In every result crime causation in fact and law must be established. Difficulties can arise when the latter test is contested by a Novus actus interveniens. The defendant’s (D) conduct must be a ‘substantial’ cause, but the use of the word is misleading and seems to mean only that D’s contribution must be more than negligible or be so minute that it will be ignored under the ‘de minimise principle’
Result crimes requires defendants to satisfy both legal and factual causation to be held accountable for the crime. Causation in fact uses the ‘but for’ test which is expressed as if the defendant did not act upon it the result would not have occurred. However, legal causation questions whether the respondent was a substantial and operating cause to the victim’s harm.
Problems occur with legal causation because it is said that it has to be a substantial cause.
Additionally, Novus actus interveniens can break of the chain of causation. An unrestricted intentional and knowledgeable act of third party renders the novel act not a substantial cause of the outcome. Hence the defendant’s (D) contribution needs to be more than de minimis because it was not their responsibility that the action occurred.
In R.v Cheshire (Cheshire), the court advanced that the act of the accused must not be the only cause of the demise. It is adequate if his action considerably contributed to the victim’s death. Therefore, requirements were not needed to show that the respondents act was the substantial cause of death. Medical negligence will not break the chain of causation by itself and the carelessness of the staff was not so abnormal to break the chain of causation.
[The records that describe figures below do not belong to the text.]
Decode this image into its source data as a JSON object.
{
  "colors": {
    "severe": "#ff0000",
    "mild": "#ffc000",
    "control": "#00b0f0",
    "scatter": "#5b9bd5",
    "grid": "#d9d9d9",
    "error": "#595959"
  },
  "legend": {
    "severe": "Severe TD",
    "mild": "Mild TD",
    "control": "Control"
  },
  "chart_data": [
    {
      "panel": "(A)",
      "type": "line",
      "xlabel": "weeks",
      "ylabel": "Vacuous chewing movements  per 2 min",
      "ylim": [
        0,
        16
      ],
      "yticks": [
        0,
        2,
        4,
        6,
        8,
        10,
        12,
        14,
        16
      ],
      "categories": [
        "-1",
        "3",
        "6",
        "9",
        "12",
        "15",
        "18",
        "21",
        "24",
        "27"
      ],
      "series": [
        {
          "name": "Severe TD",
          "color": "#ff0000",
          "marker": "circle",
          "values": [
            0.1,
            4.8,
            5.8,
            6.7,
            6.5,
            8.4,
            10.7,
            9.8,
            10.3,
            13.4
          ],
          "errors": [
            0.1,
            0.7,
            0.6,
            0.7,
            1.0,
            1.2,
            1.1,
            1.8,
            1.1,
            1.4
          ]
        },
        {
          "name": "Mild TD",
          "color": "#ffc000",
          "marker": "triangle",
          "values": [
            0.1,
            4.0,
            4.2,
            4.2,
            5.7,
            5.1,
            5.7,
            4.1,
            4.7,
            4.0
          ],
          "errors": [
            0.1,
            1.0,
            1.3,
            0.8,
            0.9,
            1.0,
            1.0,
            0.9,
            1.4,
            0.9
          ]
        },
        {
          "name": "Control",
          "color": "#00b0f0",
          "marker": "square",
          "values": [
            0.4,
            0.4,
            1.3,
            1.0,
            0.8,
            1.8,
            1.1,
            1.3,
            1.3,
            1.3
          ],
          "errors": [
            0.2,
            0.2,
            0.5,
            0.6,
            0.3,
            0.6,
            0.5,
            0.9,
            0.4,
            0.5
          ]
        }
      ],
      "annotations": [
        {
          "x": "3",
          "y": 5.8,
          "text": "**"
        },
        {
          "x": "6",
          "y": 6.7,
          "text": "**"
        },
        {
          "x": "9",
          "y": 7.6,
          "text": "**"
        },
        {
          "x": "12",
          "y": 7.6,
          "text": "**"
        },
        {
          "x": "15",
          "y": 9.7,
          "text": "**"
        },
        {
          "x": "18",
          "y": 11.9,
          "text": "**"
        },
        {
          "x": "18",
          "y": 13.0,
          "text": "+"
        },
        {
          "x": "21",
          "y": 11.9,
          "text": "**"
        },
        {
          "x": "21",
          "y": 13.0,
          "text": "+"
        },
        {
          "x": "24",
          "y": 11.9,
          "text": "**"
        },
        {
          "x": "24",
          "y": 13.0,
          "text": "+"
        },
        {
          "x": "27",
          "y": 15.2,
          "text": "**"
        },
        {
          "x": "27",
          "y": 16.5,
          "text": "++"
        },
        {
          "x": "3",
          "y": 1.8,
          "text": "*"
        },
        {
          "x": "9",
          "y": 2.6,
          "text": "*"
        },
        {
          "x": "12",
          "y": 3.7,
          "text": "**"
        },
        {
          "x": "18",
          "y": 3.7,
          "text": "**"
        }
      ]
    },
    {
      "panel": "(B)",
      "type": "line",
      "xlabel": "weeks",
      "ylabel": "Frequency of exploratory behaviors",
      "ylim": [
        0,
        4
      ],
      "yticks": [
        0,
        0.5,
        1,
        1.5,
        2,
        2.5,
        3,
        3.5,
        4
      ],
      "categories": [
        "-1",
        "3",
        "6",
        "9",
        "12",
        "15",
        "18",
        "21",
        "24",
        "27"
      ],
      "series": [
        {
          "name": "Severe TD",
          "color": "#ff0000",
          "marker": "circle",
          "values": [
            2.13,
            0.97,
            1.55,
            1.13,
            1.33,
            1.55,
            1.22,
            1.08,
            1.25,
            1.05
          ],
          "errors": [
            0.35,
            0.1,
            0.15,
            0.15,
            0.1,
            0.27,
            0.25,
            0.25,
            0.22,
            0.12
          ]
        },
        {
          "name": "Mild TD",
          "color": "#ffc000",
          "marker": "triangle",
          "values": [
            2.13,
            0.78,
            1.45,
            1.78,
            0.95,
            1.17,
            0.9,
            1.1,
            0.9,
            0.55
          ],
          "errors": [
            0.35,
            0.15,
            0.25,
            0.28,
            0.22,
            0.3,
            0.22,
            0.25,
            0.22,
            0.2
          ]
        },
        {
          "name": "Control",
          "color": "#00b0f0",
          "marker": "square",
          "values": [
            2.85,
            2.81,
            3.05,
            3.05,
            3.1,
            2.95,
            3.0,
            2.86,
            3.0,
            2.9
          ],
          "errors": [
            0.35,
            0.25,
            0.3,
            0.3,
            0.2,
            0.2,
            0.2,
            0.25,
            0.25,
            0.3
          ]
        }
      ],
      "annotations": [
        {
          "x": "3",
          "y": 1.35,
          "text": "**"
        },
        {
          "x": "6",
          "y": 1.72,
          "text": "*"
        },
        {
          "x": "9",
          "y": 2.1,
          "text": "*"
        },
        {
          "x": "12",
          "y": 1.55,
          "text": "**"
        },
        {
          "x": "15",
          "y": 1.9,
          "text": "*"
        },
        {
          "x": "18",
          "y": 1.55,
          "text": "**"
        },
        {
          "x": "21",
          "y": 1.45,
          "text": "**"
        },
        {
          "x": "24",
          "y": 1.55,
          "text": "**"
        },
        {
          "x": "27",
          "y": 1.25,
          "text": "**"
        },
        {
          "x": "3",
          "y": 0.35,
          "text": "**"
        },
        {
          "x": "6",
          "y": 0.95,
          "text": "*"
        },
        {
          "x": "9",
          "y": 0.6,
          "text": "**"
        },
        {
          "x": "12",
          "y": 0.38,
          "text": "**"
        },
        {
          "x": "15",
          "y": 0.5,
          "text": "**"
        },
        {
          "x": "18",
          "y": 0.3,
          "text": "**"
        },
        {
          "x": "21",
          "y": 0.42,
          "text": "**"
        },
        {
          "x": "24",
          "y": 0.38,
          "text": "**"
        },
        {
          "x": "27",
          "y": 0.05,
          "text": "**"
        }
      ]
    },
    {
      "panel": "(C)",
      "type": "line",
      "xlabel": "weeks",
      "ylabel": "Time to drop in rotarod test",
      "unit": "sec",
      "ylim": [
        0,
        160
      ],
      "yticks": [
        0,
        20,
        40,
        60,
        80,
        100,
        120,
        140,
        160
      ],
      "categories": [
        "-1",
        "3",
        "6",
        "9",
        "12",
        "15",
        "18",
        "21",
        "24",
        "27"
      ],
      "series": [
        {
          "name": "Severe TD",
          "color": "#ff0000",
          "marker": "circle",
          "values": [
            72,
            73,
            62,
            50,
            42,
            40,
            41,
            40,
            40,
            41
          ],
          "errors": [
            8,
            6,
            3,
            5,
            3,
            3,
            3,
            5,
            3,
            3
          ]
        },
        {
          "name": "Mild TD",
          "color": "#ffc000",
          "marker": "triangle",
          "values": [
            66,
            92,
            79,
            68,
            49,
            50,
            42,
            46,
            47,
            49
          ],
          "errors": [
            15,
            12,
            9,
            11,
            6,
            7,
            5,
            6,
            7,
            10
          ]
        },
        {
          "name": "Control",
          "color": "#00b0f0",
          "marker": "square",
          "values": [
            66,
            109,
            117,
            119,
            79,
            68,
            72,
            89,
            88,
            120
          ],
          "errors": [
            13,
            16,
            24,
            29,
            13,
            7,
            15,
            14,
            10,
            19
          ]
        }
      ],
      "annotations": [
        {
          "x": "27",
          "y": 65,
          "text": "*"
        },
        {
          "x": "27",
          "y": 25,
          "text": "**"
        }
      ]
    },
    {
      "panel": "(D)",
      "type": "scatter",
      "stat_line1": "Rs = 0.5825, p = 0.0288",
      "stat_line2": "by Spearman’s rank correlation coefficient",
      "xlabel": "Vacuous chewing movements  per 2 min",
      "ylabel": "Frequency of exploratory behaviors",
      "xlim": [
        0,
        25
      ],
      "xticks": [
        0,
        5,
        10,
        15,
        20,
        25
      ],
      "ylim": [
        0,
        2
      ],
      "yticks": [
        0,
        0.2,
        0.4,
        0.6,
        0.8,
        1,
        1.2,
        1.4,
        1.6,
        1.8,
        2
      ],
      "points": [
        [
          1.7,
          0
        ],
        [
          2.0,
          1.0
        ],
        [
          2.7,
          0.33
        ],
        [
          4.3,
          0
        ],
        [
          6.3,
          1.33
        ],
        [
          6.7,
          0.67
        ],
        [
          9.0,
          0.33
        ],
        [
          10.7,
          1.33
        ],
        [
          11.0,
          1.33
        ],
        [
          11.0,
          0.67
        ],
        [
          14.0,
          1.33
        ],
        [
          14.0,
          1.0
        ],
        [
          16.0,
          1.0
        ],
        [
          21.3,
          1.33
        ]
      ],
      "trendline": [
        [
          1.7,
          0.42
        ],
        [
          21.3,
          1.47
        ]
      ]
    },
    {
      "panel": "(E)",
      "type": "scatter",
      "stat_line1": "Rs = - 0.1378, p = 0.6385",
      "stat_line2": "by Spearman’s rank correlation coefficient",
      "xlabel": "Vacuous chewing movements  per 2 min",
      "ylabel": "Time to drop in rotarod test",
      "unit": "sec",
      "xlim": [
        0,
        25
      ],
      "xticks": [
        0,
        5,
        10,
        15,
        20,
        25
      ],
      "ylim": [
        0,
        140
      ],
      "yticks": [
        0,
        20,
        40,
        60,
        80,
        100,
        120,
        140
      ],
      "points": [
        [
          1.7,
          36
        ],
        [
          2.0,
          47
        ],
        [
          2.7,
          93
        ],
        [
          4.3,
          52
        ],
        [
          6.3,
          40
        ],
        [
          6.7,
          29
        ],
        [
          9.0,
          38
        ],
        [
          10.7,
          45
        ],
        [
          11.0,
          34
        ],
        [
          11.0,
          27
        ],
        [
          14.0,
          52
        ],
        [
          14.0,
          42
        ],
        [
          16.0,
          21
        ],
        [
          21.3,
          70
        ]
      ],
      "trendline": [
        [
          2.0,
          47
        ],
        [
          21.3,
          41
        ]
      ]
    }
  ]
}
A criticism of the case of Cheshire is that at the time of the victim’s death, the actions of the D no longer were compelling sufficiently to cause death. The court mentioned that the negligent treatment was the instant cause of death.
The Court of Appeal held in Kimsey. which involved racing cars along the public road, killing the driver of one of the cars in the race, while the term ‘substantial’ could be used, it may lead the jury to consider that the cause really had to be substantial where the omission or act leaves no rational uncertainty to the defendant’s intention to oblige the crime, he will be charged with attempting which is misleading as it only means more than slight link also it has not been given an ordinary meaning in the cases
. The defendants driving caused the death had to be ‘a cause’, not necessarily the principal cause of the death. There had to be more than ‘a slight or trifling link’ between the driving and the deat.
where the victim was stabbed by the defendant, but the wound largely healed. Consequently, the victim was injected with a drug that he was allergic to and passed away. The defendant was not liable of killing, as the cure was so peculiar and negligent that the injury was just the scene of the death, not the cause itself.
In those two cases mentioned above, the courts did not have to consider the effects of medical treatment which fell short of the standard of care that was excepted from competent and experienced practitioners.Although, the negligence in the treatment was the instant cause of the death. Whereby, the jury should not have favoured it as eliminating the accountability of the defendant and the contribution of his acts that were insignificant.
In conclusion, the explanation of substantial is left to the combined wisdom of the jury to agree upon. Furthermore, imprecise legal concepts will be interpreted by common sense of the citizen’s and not through the constricted lens of training and tradition of lawyers in general or in practice. The broad-brush approach includes the law, common sense and policies that takes everything included into consideration to further achieve justice in criminal law. Therefore, the outcome of this approach is positively required and desirable in the law.